Близятся к концу каникулы Шингарева. Скоро пора возвращать­ся в Петербург. Несмотря на загруженность работой, его замучила хандра. Он, как ни пытался, но не может поднять настроение, ему скверно от своей беспомощности, как он ни лечит людей, а приток их увеличивается. Вдобавок идут ходоки почти со всего Черноземья с надеждой, что он избавит их от непосильных налогов, освободит от податей увелисит земельные наделы. Люди наслышались о нем, что он может сделать всё, о чем они ни попросят. А он не может, да и едва ли сможет облегчить их муки и страдания, пока жив этот режим, прогнивший взяточничеством, равнодушием, чиновничьей заразой и прочей скверной которую можно лишь выжечь каленым железом.
В доме началась беготня - значит, привезли больного. Шингарев поднимается и спешит в бывший свой кабинет, служащий ему теперь операционной. Аграфена свежая и улыбающаяся словно вер­нулась с прогулки, помогает ему надеть халат, шепчет, хотя никого кроме них нет:
—   Из Новой Деревни парня привезли. Дружки ему живот пропо­роли. Крепкий — даже не стонет.
Пострадавшего заносят и кладут на стол. Желтый свет трех кероси­новых ламп выхватывает из темноты белое, как мел, продолговатое лицо, плотно сжатые губы и над ними крючковатый, немного расплю­щенный нос. И горящие, не то ненавистью, не то страхом желтые кошачьи глаза. Таких глаз, такого лица он не видел, а может, и видел, но почему-то от него ему становится неприятно.
—   Я должен жить, доктор! Не выживу, значит, я не Андрей Стрел­ков, — говорит пострадавший, со звучащей в голосе не то угрозой, не то мольбой.
Не находя подходящих слов, Шингарев, недовольный своей расте­рянностью перед нагловатым больным, растерянно произносит:
—  А я Андрей Иванович.
Операция прошла успешно.
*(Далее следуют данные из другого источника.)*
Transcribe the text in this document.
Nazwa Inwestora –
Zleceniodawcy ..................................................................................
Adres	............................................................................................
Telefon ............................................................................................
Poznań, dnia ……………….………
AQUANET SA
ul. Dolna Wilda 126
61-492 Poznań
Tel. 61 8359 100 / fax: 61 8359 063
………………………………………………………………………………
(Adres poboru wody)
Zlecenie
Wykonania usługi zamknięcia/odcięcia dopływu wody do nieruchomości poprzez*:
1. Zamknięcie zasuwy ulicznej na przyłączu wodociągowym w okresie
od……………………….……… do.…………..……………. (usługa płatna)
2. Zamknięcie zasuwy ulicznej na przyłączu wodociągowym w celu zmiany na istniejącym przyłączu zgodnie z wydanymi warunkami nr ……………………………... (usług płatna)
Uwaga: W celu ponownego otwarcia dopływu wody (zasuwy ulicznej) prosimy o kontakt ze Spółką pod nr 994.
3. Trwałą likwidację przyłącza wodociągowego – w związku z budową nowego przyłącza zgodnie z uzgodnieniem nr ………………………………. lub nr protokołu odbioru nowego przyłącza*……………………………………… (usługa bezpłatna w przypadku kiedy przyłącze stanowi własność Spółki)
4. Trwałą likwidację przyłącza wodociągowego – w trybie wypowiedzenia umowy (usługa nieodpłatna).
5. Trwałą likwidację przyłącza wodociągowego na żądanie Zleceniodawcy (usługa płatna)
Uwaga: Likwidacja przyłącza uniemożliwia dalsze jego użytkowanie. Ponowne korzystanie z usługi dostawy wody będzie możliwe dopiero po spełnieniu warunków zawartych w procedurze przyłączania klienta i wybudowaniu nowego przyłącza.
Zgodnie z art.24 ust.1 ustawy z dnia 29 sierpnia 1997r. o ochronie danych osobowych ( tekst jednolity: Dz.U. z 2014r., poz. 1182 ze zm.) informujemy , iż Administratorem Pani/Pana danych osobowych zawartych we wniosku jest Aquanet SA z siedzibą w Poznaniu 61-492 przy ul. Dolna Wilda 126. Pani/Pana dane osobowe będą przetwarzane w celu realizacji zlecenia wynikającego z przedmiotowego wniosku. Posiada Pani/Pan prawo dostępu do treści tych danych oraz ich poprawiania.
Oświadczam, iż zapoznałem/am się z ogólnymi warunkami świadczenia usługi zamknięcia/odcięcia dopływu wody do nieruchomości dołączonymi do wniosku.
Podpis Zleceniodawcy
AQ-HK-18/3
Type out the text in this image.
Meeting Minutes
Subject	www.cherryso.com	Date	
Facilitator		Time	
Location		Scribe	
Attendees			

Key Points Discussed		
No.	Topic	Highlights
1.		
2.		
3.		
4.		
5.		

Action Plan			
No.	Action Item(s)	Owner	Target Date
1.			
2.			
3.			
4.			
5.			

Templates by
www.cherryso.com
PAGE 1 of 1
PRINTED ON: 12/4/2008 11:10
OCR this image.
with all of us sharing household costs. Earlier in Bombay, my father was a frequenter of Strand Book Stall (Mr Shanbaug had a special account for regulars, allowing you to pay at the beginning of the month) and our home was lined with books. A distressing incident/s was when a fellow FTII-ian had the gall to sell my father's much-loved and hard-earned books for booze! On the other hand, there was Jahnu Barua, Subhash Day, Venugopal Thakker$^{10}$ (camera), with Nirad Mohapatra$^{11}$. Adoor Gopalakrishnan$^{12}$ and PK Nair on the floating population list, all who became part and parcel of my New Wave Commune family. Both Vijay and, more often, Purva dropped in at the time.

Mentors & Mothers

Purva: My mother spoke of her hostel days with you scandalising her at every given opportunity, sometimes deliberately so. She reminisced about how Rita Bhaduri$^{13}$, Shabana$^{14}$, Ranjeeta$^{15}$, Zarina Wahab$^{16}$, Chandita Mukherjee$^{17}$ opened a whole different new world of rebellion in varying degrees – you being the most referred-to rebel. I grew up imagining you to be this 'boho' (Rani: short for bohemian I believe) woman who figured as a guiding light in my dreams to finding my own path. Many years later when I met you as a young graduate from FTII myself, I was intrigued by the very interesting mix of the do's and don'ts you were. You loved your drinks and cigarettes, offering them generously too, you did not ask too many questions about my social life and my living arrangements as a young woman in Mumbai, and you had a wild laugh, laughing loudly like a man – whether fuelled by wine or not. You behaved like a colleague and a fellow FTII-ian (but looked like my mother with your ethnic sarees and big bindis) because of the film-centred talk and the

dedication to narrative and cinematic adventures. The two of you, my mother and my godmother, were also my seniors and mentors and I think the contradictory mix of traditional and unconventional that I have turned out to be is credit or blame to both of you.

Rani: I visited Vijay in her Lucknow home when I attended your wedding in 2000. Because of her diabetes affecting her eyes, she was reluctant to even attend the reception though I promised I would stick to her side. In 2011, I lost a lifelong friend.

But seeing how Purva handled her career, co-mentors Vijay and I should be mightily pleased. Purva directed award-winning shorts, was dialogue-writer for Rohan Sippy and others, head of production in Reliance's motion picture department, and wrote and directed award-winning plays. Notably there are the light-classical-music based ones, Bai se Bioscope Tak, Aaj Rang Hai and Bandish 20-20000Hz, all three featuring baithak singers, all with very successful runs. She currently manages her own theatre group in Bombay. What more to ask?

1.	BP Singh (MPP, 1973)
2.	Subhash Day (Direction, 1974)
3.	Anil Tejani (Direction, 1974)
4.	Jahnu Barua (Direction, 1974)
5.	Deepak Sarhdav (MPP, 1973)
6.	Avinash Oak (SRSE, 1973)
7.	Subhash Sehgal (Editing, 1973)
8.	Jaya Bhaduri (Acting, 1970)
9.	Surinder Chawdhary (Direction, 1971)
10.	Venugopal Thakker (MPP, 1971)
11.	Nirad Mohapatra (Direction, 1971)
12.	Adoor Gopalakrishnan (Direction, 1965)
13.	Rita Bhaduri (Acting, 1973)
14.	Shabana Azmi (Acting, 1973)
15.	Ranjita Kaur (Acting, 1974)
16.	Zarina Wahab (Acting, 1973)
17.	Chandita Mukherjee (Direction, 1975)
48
Утром больной потребовал отвезти его домой, но Андрей Иванович тут проявил характер.
—  О возвращении домой говорить еще рано. Нужно полежать в больнице до выздоровления.
—  Я, доктор, лучше знаю, что мне делать, домой ехать или лежать в больнице.
—  В таком случае, больной, вам придется выполнять мои предпи­сания. Я, как врач, отвечаю за каждого больного, тем более, после слож­ной операции. Придется подчиниться.
—  Понятно, смотри, доктор, пожалеешь, но будет поздно.
Такого случая во врачебной практике Шингарева еще не было. Он сначала хотел успокоить больного, но потом понял, что такое собесе­дование ни к чему не приведет, круто и резко повернулся, вышел на крыльцо. Обида, смешанная с отвращением к наглому и хамоватому парню, душили его. Он понимал, как врач, не может, да и не имеет права даже плохо думать о больном, хотя он и травмирует его, врача. И все же человеческое возобладало в нем, оказалось сильнее морали и врачебной этики, заставило его вернуться назад и жестко-грубовато, несвойственно ему самому, выдавить:
—   Угроз я не боюсь. Еще раз повторяю. Лежать придется до выз­доровления. Уходить самовольно не советую.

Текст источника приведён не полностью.